I was looking for a generic method in .Net to encode a string for use in an Xml element or attribute and was surprised when I did not find it right away. So, before I go too much further, can I just skip the built-in function?
Assuming for a moment that it really does not exist, I am building my own generic method EncodeForXml(string data) , and I am thinking about how to do it.
The data I use that caused all of this can contain bad characters like &, <, ", etc. It can also sometimes contain properly shielded objects: &, & lt ;, and", which means that just using the CDATA section might not be the best idea.
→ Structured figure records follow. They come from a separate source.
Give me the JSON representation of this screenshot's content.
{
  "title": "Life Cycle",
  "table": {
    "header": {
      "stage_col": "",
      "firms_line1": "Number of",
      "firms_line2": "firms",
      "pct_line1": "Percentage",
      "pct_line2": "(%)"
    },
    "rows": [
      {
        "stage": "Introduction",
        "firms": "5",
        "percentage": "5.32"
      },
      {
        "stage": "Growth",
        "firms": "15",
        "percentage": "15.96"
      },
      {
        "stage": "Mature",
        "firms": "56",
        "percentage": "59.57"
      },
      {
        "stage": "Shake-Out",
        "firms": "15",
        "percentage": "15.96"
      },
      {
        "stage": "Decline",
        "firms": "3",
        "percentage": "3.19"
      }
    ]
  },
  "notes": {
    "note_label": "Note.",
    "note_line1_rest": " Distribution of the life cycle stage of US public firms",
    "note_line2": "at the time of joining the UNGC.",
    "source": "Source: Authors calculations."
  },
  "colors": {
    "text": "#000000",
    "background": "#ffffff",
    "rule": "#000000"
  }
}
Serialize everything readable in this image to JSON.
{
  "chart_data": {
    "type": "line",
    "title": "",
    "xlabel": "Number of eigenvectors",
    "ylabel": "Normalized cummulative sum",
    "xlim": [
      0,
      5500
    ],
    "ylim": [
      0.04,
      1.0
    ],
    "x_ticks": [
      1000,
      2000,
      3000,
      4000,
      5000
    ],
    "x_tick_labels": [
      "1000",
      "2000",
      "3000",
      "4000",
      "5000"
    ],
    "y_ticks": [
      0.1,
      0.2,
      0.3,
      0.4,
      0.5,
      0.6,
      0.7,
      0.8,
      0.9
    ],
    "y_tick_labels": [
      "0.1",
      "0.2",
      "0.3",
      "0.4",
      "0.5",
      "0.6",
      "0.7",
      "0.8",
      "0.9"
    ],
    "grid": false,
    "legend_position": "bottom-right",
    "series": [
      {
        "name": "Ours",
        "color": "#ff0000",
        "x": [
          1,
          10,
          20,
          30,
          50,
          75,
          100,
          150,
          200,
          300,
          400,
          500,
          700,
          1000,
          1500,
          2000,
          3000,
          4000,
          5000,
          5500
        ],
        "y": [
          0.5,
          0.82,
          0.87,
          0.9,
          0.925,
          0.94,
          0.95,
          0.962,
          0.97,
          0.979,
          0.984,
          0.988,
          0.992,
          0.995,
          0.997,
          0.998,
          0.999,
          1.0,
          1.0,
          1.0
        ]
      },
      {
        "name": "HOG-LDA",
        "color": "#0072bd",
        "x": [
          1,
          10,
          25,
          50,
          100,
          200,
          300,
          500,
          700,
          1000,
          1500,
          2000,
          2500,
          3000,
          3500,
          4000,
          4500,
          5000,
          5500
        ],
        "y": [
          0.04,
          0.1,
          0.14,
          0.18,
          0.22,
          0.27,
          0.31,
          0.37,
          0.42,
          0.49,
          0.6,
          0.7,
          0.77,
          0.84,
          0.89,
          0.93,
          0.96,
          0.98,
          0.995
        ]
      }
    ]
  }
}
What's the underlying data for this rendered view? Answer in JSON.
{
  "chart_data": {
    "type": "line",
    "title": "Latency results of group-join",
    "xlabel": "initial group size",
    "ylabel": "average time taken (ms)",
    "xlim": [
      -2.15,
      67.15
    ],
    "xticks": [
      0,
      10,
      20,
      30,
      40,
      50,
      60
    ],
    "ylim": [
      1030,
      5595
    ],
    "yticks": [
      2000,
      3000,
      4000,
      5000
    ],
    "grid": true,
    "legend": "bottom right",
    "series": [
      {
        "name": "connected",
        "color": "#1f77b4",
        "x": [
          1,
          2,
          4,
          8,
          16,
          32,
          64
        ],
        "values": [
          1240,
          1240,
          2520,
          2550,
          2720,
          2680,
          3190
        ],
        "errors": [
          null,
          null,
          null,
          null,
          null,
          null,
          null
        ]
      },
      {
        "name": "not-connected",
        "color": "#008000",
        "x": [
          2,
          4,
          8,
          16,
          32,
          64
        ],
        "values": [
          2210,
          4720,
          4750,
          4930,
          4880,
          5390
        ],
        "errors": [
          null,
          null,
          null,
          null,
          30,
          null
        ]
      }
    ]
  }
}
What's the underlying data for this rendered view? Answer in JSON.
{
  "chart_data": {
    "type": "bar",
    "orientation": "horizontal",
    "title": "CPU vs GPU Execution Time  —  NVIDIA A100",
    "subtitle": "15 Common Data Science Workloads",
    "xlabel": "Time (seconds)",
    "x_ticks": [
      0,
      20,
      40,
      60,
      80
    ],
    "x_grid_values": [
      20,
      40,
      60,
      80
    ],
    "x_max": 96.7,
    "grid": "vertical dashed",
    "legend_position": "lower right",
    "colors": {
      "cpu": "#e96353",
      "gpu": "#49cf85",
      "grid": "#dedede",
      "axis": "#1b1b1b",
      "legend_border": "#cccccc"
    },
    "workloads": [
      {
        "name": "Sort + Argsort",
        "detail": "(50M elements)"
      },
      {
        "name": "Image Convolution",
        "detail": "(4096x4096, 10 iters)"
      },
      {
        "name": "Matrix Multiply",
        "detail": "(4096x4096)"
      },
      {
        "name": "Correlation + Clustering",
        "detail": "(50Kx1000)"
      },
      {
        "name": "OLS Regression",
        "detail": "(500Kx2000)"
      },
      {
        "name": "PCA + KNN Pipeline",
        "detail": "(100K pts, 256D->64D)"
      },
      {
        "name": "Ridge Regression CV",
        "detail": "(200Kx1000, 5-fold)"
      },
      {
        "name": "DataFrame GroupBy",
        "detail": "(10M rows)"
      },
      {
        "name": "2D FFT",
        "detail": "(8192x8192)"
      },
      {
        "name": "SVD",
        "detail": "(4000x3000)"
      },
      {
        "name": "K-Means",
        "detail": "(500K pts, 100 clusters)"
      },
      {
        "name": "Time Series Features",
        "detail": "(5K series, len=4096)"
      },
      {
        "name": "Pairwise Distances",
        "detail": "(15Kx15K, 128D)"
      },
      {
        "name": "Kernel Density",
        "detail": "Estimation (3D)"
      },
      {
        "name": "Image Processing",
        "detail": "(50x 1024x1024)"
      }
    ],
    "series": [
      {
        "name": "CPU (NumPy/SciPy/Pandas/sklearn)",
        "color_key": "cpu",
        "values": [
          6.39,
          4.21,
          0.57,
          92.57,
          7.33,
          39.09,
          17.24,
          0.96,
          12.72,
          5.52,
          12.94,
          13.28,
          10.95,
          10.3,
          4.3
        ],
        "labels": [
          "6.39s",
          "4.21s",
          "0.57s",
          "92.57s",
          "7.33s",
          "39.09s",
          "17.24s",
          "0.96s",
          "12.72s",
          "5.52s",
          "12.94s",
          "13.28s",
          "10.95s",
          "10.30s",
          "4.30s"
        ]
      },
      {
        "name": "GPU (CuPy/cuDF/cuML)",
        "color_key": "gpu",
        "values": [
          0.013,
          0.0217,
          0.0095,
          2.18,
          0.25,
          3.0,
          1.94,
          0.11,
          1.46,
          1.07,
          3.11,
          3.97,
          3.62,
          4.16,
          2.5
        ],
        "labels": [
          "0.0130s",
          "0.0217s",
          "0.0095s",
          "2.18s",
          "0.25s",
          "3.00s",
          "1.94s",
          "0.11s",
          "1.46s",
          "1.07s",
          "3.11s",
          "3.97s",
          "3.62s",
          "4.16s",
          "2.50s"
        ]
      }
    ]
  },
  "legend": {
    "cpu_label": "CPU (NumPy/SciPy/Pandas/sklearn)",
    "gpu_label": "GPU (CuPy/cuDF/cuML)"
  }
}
It looks like klunky anyay; I would rather get a good string value that can be used directly in xml.
I used regex in the past to just catch bad ampersands, and I am thinking of using it to catch them in this case, as well as the first step, and then make a simple replacement for other characters.
So, can this be further optimized without making it too complicated, and is there anything I don't see?
Function EncodeForXml(ByVal data As String) As String Static badAmpersand As new Regex("&(?![a-zA-Z]{2,6};|#[0-9]{2,4};)") data = badAmpersand.Replace(data, "&") return data.Replace("<", "<").Replace("""", """).Replace(">", "gt;") End Function
Sorry for everything that you C # are just people - I donβt care what language I use, but I want to make static Regex and you cannot do it in C # without declaring it outside the method, so it will be VB.Net
Finally, we are still working on .Net 2.0, but if someone can take the final product and turn it into an extension method for the string class, that would be cool too.
Update . The first few answers show that .Net really has built-in ways to do this. But now that I started, I kind of want to finish my EncodeForXml () method just for fun, so I'm still looking for ideas for improvement. Remarkably: a more complete list of characters that should be encoded as entities (possibly stored in a list / map) and something that has better performance than executing .Replace () on immutable lines in a serial interface.